Without even looking, I know that my various social media feeds will be full of Father’s Day tributes. There will be photographs of fathers and sons, and all sorts of conflicting claims as to which one is, in fact, the world’s best Dad. To quote Mister Potter from It’s a Wonderful Life...sentimental hogwash!!

What Facebook, Twitter and Instagram need today is a tribute to the real contributions that our Dad’s have made to our development. What I’m talking about isn’t some song and dance about the virtues of honesty, loyalty and hard work. No...I’m referring to the things our dad’s taught us that no one else could. Who but Dad could have made sure we understood where we came from by reminding us that we were not...born in a barn? What could have contributed as much to our understanding of the connection between consumption and employment more than Dad’s refrain, Would somebody in this house learn to turn the lights off when they leave a room?? We don’t work for the power company!! And what about the Hobson’s choice dilemma presented to us by dad’s instruction...Pull my finger?

But all of these important contributions made by our dad’s pale in comparison to their most enduring contribution...The Dad Joke. To that end, I believe that today is the perfect day to remind us of the proud and enduring sense of humor that our father’s have bequeathed to all of us. Enjoy...

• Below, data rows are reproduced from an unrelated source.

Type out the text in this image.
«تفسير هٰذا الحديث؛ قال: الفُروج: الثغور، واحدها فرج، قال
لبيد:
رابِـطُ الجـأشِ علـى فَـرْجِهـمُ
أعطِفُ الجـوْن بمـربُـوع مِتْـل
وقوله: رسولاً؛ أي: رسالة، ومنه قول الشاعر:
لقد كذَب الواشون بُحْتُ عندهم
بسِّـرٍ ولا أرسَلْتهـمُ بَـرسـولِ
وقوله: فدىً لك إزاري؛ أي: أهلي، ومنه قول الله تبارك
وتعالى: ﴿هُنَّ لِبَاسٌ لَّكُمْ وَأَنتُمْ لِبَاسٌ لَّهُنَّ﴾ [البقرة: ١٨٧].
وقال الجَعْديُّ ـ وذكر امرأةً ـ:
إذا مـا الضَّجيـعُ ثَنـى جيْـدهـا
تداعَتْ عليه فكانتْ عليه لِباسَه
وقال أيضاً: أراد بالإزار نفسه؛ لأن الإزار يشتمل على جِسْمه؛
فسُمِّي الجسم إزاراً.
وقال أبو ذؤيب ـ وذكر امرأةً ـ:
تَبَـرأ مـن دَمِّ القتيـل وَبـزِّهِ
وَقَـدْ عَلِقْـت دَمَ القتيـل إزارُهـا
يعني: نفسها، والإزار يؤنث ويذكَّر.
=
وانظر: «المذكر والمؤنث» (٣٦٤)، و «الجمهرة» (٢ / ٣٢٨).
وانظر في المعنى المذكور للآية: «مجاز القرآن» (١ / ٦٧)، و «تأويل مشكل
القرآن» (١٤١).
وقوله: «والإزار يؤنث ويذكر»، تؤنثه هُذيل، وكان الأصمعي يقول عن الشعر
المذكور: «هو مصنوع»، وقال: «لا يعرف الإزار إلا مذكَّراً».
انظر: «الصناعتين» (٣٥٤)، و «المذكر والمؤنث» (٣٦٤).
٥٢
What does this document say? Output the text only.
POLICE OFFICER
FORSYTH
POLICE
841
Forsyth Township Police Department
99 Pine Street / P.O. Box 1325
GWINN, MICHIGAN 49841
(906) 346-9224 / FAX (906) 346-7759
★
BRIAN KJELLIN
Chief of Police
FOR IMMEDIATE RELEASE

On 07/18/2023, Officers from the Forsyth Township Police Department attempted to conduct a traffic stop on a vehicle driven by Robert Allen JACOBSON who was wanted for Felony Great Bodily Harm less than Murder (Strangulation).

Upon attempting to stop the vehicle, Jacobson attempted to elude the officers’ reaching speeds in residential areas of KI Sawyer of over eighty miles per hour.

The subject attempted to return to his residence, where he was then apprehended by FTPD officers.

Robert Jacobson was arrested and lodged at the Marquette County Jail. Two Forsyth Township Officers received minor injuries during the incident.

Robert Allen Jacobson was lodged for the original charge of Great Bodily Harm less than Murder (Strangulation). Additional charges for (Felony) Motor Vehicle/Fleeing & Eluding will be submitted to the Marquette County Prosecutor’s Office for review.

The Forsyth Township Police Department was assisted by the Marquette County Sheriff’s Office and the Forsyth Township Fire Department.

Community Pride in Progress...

You hear that news story about the cartoonist found dead in his home? The details were...sketchy.

Last night, Mom and I watched two DVD’s back to back. Luckily, I was the one facing the TV.

Went to a seafood disco last night. Just my luck, I pulled a mussel.

Two cannibals were eating a clown when one says to the other...”does this taste funny to you”?

An invisible man married an invisible woman. I bet their kids aren’t anything to look at either.

I went to bed last night wondering what had happened to the sun. Then it dawned on me.

What’s the difference between an angry circus owner and a Roman barber? One is a raving showman, the other a shaving Roman.

Yesterday I accidentally swallowed some food coloring. The doctor says I’m fine, but I feel like I’ve dyed a little inside.

Last night I dreamed that I was drowning in an ocean of orange soda. Eventually I figured out that it was just a Fanta Sea.

Why did the skeleton belch? Because he didn’t have guts enough to fart.

Have you heard that new music group called Cellophane?
No, what kind of music do they play?
Mostly...wrap.

A steak pun is a rare medium done well.

What do you call a group of killer whales playing classical music? An Orca-stra.